According to the FAO, an adult desert locust can consume roughly its own weight in fresh food per day that is about two grams every day.
“A one square-kilometer size swarm contains about 40 million locusts, which eat the same amount of food in one day as about 35,000 people, 20 camels or 6 elephants,” says the FAO.
After reports of millions of hectares of land under attack by billions of locusts in Africa, China, Pakistan, and India, the government had formed a five-member task force in late May to study the possibility of their arrival in Nepal.
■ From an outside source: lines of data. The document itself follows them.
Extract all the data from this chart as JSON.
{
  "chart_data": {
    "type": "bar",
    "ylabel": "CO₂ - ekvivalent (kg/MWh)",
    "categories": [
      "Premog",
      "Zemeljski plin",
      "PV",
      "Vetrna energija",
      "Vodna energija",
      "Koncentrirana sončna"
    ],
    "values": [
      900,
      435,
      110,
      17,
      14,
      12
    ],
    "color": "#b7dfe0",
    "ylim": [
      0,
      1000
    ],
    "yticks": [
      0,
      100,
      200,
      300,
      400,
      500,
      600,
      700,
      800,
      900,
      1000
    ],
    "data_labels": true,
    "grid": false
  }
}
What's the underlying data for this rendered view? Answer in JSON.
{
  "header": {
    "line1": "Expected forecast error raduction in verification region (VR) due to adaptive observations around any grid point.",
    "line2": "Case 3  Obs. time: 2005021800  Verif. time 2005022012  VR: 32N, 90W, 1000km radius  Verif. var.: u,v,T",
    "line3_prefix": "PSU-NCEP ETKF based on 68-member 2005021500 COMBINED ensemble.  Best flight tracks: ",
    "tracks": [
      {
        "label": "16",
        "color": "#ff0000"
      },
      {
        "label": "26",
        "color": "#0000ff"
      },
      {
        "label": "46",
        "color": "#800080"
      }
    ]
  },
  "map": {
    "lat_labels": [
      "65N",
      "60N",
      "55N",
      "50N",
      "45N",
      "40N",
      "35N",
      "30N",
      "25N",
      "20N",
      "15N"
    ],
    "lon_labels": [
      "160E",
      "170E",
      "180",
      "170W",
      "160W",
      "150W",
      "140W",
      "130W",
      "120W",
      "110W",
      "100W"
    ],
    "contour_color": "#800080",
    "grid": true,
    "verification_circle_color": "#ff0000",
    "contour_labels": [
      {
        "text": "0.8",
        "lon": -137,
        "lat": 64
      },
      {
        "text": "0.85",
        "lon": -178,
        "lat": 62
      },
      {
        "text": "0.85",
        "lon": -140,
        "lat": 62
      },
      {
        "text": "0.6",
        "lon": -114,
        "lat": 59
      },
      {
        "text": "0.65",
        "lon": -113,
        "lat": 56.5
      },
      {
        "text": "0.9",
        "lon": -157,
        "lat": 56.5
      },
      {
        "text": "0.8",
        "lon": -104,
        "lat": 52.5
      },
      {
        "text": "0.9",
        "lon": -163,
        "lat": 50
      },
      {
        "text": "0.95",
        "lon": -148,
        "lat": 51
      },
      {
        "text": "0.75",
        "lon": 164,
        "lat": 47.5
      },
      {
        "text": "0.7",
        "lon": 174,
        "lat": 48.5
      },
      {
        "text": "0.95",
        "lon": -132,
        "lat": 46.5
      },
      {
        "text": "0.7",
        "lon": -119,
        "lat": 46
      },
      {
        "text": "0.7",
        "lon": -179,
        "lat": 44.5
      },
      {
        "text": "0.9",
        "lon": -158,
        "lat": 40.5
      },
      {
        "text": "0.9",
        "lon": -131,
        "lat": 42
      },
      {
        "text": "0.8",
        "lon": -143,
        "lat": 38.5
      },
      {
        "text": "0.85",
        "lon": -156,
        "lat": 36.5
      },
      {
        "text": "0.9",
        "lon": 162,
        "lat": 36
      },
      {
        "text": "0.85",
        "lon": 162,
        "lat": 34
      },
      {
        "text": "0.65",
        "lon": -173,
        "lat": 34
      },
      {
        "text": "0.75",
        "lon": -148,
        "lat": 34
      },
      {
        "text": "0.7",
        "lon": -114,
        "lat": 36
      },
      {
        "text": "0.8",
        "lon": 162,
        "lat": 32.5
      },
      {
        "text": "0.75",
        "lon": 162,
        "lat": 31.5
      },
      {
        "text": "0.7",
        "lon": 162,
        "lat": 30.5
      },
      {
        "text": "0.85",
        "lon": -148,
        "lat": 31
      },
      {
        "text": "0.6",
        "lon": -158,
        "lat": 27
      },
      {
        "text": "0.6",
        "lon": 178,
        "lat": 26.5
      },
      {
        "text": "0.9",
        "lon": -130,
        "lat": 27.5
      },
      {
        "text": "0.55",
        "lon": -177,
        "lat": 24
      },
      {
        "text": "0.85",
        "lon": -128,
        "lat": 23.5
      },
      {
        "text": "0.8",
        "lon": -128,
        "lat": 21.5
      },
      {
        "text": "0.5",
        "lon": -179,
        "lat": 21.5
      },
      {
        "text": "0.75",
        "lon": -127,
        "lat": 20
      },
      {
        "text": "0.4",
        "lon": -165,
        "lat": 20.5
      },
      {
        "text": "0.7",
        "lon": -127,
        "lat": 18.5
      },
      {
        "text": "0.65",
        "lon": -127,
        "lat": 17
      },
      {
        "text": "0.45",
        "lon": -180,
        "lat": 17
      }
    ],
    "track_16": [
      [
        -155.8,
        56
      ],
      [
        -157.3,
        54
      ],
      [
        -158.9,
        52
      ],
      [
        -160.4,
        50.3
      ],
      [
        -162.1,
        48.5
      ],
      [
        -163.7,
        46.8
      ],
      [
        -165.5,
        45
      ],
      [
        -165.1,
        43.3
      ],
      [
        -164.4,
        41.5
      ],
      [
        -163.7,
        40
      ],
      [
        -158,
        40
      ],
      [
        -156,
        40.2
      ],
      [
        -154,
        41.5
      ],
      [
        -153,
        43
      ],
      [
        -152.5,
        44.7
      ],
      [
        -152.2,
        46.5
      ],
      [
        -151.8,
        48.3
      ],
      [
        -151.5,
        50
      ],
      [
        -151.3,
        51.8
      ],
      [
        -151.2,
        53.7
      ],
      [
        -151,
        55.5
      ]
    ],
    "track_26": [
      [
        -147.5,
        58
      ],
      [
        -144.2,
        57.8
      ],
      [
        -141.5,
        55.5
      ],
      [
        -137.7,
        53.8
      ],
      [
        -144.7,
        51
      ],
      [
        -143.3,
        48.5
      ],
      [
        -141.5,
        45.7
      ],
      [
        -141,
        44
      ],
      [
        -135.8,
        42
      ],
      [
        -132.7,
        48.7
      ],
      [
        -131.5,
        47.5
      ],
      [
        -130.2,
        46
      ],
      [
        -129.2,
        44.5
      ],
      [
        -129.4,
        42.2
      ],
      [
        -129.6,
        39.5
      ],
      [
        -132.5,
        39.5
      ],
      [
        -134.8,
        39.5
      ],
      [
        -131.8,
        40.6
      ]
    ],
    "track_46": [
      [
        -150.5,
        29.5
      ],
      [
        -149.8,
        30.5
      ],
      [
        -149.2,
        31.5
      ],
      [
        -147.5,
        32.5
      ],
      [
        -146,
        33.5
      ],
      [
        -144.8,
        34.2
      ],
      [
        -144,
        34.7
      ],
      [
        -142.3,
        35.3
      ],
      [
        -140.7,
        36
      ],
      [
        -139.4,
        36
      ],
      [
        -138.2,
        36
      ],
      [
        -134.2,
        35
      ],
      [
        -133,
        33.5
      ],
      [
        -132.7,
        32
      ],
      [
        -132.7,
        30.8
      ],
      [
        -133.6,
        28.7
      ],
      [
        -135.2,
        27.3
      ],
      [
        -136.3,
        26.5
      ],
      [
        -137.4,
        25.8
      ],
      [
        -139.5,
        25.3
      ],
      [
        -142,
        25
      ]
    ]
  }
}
However, a preliminary study by the task force had said that locusts are unlikely to invade Nepal.
Humagain of the Plant Quarantine and Pesticide Management Centre said within hours of sighting of the new insects, they had mobilised technicians from different agriculture knowledge centres, formerly district agriculture offices, in the districts.
After sudden sightings of locusts were reported in different districts, the Agriculture Ministry called an emergency meeting, inviting government officials and experts from all seven provinces, and asked them to be on high alert.
Upadhya, however, said leaving the locust problem to poorly resourced agriculture knowledge centres will only exacerbate the situation.
“We have seen how government agencies failed to effectively respond to the fall armyworm problem,” said Upadhya. “It will be wrong to consider the locust invasion a farmers’ problem; it is an issue that concerns the whole country.”
If locusts start ravaging crops amid this Covid-19 pandemic, Nepal will be in for a massive food insecurity, according to Upadhya.
According to the Agriculture Ministry, Nepal had experienced its first locust attack in 1962. However, the worst locust attack was observed in 1996 when swarm incursions destroyed 80 percent of crops in Chitwan and partially damaged crops in Makwanpur, Mahottari and Bara districts.
“Massive invasions like those in Pakistan and African countries will mean a catastrophe for Nepal where food production is low,” said Upadhya. “Soon we won’t have enough remittance to import [food] from outside. More than rural areas, it can cause problems for urban centres.”
Raj Kumar Karki from Sindhuli contributed reporting.